A Buckeye community is looking at a possible ban on registered sex offenders.
The situation in Verrado came to a head after social media outrage and a community meeting with police regarding a level three sex offender now living with his parents.
The Verrado HOA is “reviewing the matter,” according to someone who answered the phone Tuesday.
In an email response from Verrado, communications director Jennifer Barefoot said, “As this is a police matter, Buckeye PD have taken the lead in communicating with residents. Our Board of Directors is cooperating with the police and will continue to follow the direction of Buckeye PD on this matter.”
If Verrado moves to amend its CC&Rs and gathers enough votes to approve the amendment, it would not be the first Valley community to do so.
“It’s like any other violation if someone paints their house purple,” says HOA attorney, Curtis Ekmark.
Ekmark helped the Goodyear community Palm Valley ban sex offenders back in December.
“Since then we've really only had one issue,” says Ekmark. “There was one particular person in the community who was a level two sex offender, and that person's mom actually came to the association and said he shouldn’t be level two, he should be level one.”
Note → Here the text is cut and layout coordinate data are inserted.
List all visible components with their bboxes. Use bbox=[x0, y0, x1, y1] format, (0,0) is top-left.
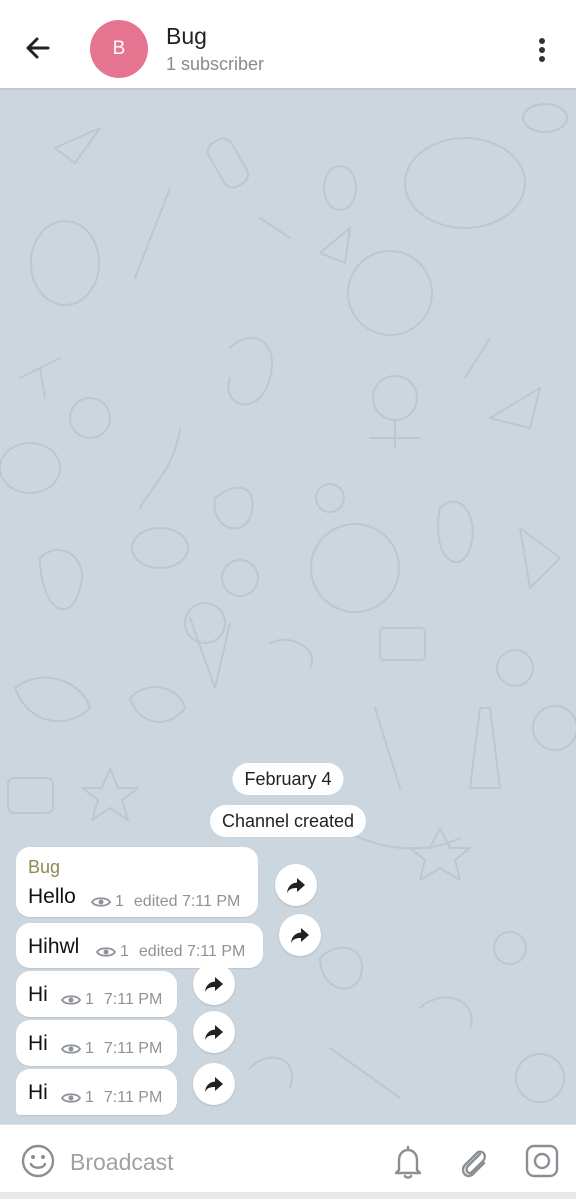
view-count: 1 bbox=[115, 893, 124, 910]
date-separator: February 4 bbox=[232, 763, 344, 795]
share-arrow-icon bbox=[205, 1077, 223, 1092]
back-button[interactable] bbox=[18, 28, 58, 68]
message-time: 7:11 PM bbox=[103, 1040, 163, 1057]
view-count: 1 bbox=[85, 1089, 94, 1106]
camera-icon bbox=[525, 1144, 559, 1178]
message-bubble[interactable]: Hihwl 1 edited 7:11 PM bbox=[16, 923, 263, 968]
bell-icon bbox=[394, 1145, 422, 1179]
view-count: 1 bbox=[85, 1040, 94, 1057]
message-bubble[interactable]: Hi 1 7:11 PM bbox=[16, 971, 177, 1017]
chat-area[interactable]: February 4 Channel created Bug Hello 1 e… bbox=[0, 88, 576, 1124]
avatar[interactable]: B bbox=[90, 20, 148, 78]
notification-toggle-button[interactable] bbox=[390, 1143, 426, 1181]
message-meta: 1 7:11 PM bbox=[61, 1089, 162, 1107]
message-text: Hihwl bbox=[28, 935, 80, 958]
forward-button[interactable] bbox=[279, 914, 321, 956]
emoji-button[interactable] bbox=[20, 1143, 56, 1179]
share-arrow-icon bbox=[291, 928, 309, 943]
emoji-icon bbox=[21, 1144, 55, 1178]
more-options-button[interactable] bbox=[528, 30, 556, 70]
forward-button[interactable] bbox=[193, 963, 235, 1005]
message-meta: 1 edited 7:11 PM bbox=[96, 943, 245, 961]
eye-icon bbox=[61, 995, 81, 1005]
forward-button[interactable] bbox=[275, 864, 317, 906]
message-meta: 1 7:11 PM bbox=[61, 1040, 162, 1058]
eye-icon bbox=[91, 897, 111, 907]
message-text: Hi bbox=[28, 983, 48, 1006]
message-meta: 1 edited 7:11 PM bbox=[91, 893, 240, 911]
message-time: 7:11 PM bbox=[103, 991, 163, 1008]
view-count: 1 bbox=[120, 943, 129, 960]
system-navigation-strip bbox=[0, 1192, 576, 1199]
avatar-letter: B bbox=[112, 38, 126, 59]
view-count: 1 bbox=[85, 991, 94, 1008]
message-text: Hi bbox=[28, 1081, 48, 1104]
message-text: Hi bbox=[28, 1032, 48, 1055]
share-arrow-icon bbox=[287, 878, 305, 893]
share-arrow-icon bbox=[205, 977, 223, 992]
service-message: Channel created bbox=[209, 805, 367, 837]
message-bubble[interactable]: Bug Hello 1 edited 7:11 PM bbox=[16, 847, 258, 917]
eye-icon bbox=[96, 947, 116, 957]
arrow-left-icon bbox=[26, 37, 50, 59]
eye-icon bbox=[61, 1093, 81, 1103]
chat-header: B Bug 1 subscriber bbox=[0, 0, 576, 88]
subscriber-count: 1 subscriber bbox=[166, 54, 265, 74]
paperclip-icon bbox=[461, 1150, 486, 1178]
message-text: Hello bbox=[28, 885, 76, 908]
broadcast-input[interactable] bbox=[70, 1145, 370, 1179]
message-time: edited 7:11 PM bbox=[138, 943, 246, 960]
message-bubble[interactable]: Hi 1 7:11 PM bbox=[16, 1069, 177, 1115]
camera-button[interactable] bbox=[524, 1143, 560, 1179]
message-input-bar bbox=[0, 1124, 576, 1200]
message-author: Bug bbox=[28, 857, 61, 877]
attach-button[interactable] bbox=[456, 1143, 492, 1181]
more-vertical-icon bbox=[539, 38, 545, 62]
channel-title[interactable]: Bug bbox=[166, 23, 207, 50]
forward-button[interactable] bbox=[193, 1063, 235, 1105]
forward-button[interactable] bbox=[193, 1011, 235, 1053]
share-arrow-icon bbox=[205, 1025, 223, 1040]
message-meta: 1 7:11 PM bbox=[61, 991, 162, 1009]
doodle-background-pattern bbox=[0, 103, 576, 1103]
eye-icon bbox=[61, 1044, 81, 1054]
message-time: 7:11 PM bbox=[103, 1089, 163, 1106]
message-time: edited 7:11 PM bbox=[133, 893, 241, 910]
message-bubble[interactable]: Hi 1 7:11 PM bbox=[16, 1020, 177, 1066]
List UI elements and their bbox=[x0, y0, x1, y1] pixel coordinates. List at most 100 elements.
Ekmark says the sex offender managed to have his classification downgraded. As a level one sex offender, he was permitted to remain in Palm Valley.
The ban drew a lot of attention, but Ekmark says he hasn’t heard much interest from other HOAs.
“It's pretty hard to get 80 percent of the homeowners to agree on anything frankly,” says Ekmark. “I think a lot of associations are hesitant to amend the CC&Rs for a variety of reasons.”
Many Verrado parents say they would vote yes if the sex offender ban came to a vote.
“Anywhere you live you can't guarantee safety,” says Amber Hulbert “But we really do feel safer here and we just want to keep that feeling going, and I don’t let my kids out of my sight anyway but it's just one more level of fear.”
One neighbor who didn’t want to speak on camera says he feels conflicted because not all sex offenders are the same risk, and he feels the court system doesn’t always get it right.